The administration in Jharkhand imposed a curfew in Lohardaga town after violence and arson erupted at a rally in support of the amended Citizenship Act, organised by the BJP and the Vishwa Hindu Parishad, The Times of India reported. Some people pelted stones at those participating in the rally. They also set houses and shops on fire.
Earlier on Thursday, actor Naseeruddin Shah made a controversial comment about Anupam Kher in connection with his support to the government. “Someone like Anupam Kher has been very vocal,” Shah told The Wire. “I don’t think he needs to be taken seriously. He is a clown. Any number of his contemporaries from NSD [National School of Drama] and FTII [Film and Television Institute of India] can testify to his sycophantic nature. It is in his blood. He can’t help it.”
The Citizenship Amendment Act, approved by Parliament on December 11 last year and notified on January 10, provides citizenship to refugees from six minority religious communities from Bangladesh, Afghanistan and Pakistan, provided they have lived in India for six years and entered the country by December 31, 2014.
The Act, which has been widely criticised for excluding Muslims, triggered nationwide protests in December. At least 26 people died during demonstrations that month – all in the Bharatiya Janata Party-ruled states of Uttar Pradesh, Karnataka and Assam.

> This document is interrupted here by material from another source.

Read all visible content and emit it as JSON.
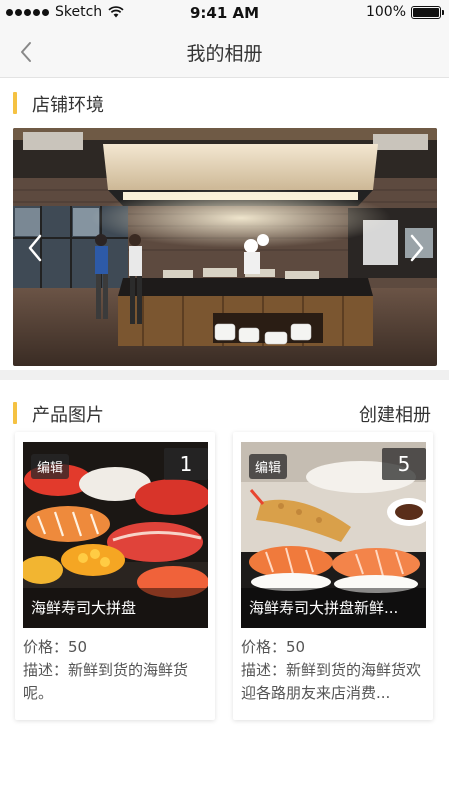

In the North East, people have protested against the law as they believe it threatens the region’s indigenous cultures.
Meanwhile, curfew was imposed in Jharkhand’s Lohardaga city on Friday, a day after violence erupted during a rally in support of the new citizenship law, reported ANI. Schools and colleges have been closed for two days, said Lohardaga District Collector Akanksha Ranjan.

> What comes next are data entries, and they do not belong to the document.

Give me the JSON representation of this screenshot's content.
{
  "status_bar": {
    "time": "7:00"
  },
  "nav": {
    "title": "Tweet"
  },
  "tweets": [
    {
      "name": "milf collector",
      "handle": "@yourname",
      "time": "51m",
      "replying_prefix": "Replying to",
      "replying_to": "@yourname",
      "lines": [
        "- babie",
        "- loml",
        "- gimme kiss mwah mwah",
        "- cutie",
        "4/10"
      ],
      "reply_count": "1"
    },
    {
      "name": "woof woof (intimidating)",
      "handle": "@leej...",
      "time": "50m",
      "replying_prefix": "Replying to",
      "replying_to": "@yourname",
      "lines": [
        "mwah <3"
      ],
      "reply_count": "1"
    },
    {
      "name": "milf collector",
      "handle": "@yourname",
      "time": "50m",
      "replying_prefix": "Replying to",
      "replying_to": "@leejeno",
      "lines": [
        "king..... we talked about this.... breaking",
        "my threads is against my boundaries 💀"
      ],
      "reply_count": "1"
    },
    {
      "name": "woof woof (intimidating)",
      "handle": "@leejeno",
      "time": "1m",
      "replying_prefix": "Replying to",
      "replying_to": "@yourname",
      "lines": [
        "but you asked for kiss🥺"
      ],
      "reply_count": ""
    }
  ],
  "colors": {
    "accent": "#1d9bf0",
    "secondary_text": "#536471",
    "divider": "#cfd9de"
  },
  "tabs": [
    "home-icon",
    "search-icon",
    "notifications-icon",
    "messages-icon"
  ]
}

Violence erupted on Thursday after a march was organised by members of Vishva Hindu Parishad in support of the citizenship law and NRC. Around 50 people have been injured in the violence. Stones were allegedly pelted at VHP members as the rally passing through Amlatoli Chowk area. A few two-wheelers were set on fire following the attack, said the police.

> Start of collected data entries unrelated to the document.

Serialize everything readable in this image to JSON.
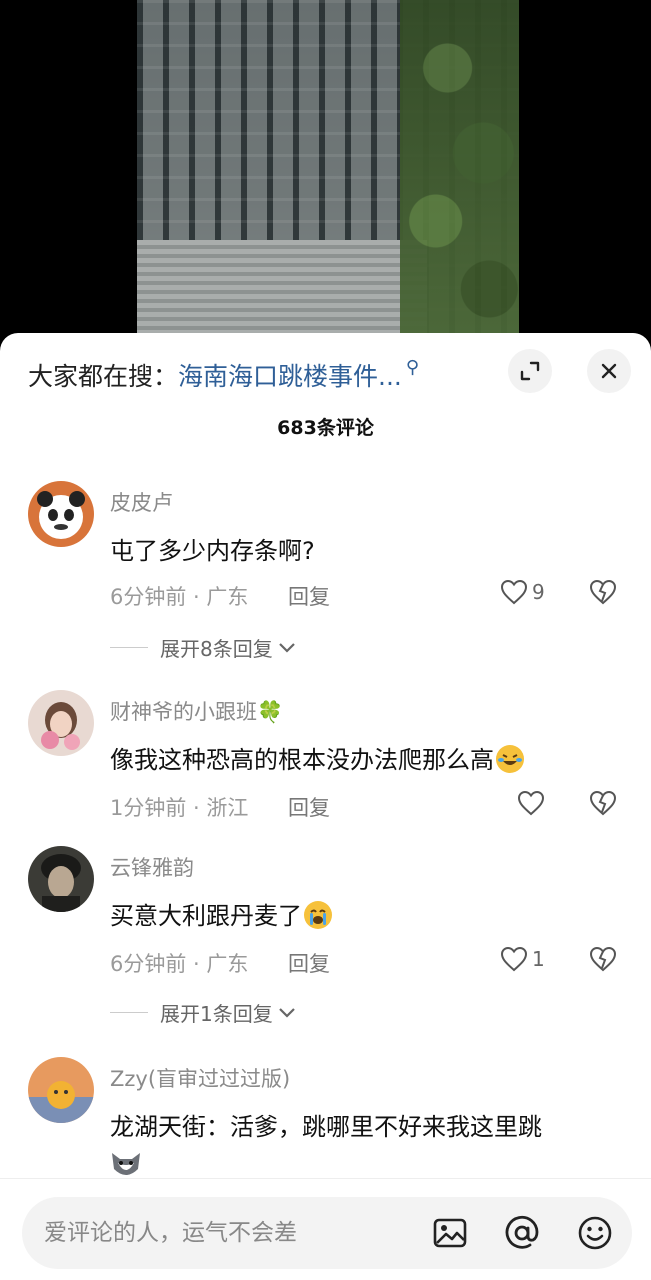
{
  "search": {
    "prefix": "大家都在搜：",
    "term": "海南海口跳楼事件...",
    "icon": "search-icon"
  },
  "sheet": {
    "count_title": "683条评论"
  },
  "comments": [
    {
      "username": "皮皮卢",
      "text": "屯了多少内存条啊?",
      "time_location": "6分钟前 · 广东",
      "reply_label": "回复",
      "likes": "9",
      "expand_label": "展开8条回复"
    },
    {
      "username": "财神爷的小跟班🍀",
      "text": "像我这种恐高的根本没办法爬那么高",
      "time_location": "1分钟前 · 浙江",
      "reply_label": "回复",
      "likes": ""
    },
    {
      "username": "云锋雅韵",
      "text": "买意大利跟丹麦了",
      "time_location": "6分钟前 · 广东",
      "reply_label": "回复",
      "likes": "1",
      "expand_label": "展开1条回复"
    },
    {
      "username": "Zzy(盲审过过过版)",
      "text": "龙湖天街：活爹，跳哪里不好来我这里跳"
    }
  ],
  "input": {
    "placeholder": "爱评论的人，运气不会差"
  },
  "colors": {
    "link_blue": "#2f5f97",
    "emoji_yellow": "#f6c13b"
  }
}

A group of protestors were briefly detained on Thursday night from Moghalpura area in Hyderabad for staging a protest against the Citizenship Amendment Act and the proposed National Register of Citizens. “The protesters had obtained permission from the police station and staged a protest,” said the police, according to ANI. “Immediately after this, an extra force was called in and a few protesters were taken into preventive custody. They were shifted to Goshamahal police grounds and Moghalpura police station to ensure that no untoward incident occurred. The protesters were later released.”
Here are some more visuals of the many protests continuing across the country:
Meanwhile, the Uttar Pradesh Police have been accused of baton-charging women and children at a ground in Varanasi during a protest against the new citizenship act, The Telegraph reported on Friday. One of the protestors told the newspaper that police also pelted them with stones.
“The police injured many women and children,” said Afreen Begum. “They were using the foulest of words while chasing us and beating us with lathis and rifle butts. There were policewomen, too, but only policemen were attacking us. Even Hindu women and children were there at the protest.”
Varanasi Senior Superintendent of Police Prabhakar Chaudhary, however, denied the allegations and said the police used mild force to disperse the crowd. District Magistrate Kaushal Raj Sharma said cases would be registered against the protestors. “We are trying to identify the protesters with the help of video footage and will take action against them,” he added.
Separately, the Kerala Police on Thursday filed a case against Bharatiya Janata Party MP Shobha Karandlaje for promoting religious enmity after she put up a post on social media alleging that Hindu families in Malappuram were not provided water because they supported the amendments to the Citizenship Act, News18 reported.
Supreme Court advocate and Malappuram resident Subhash Chandran KR complained to the police, based on which the police filed the case.
Karandlaje had tweeted on Wednesday alleging that Hindus of Kuttippuram panchayat in Malappuram were denied water supply because they supported the contentious citizenship law. “Kerala is taking baby steps to become another Kashmir,” she wrote in the tweet. “Will Lutyens telecast this intolerance of PEACEFULS frm [from] God’s Own Country!?”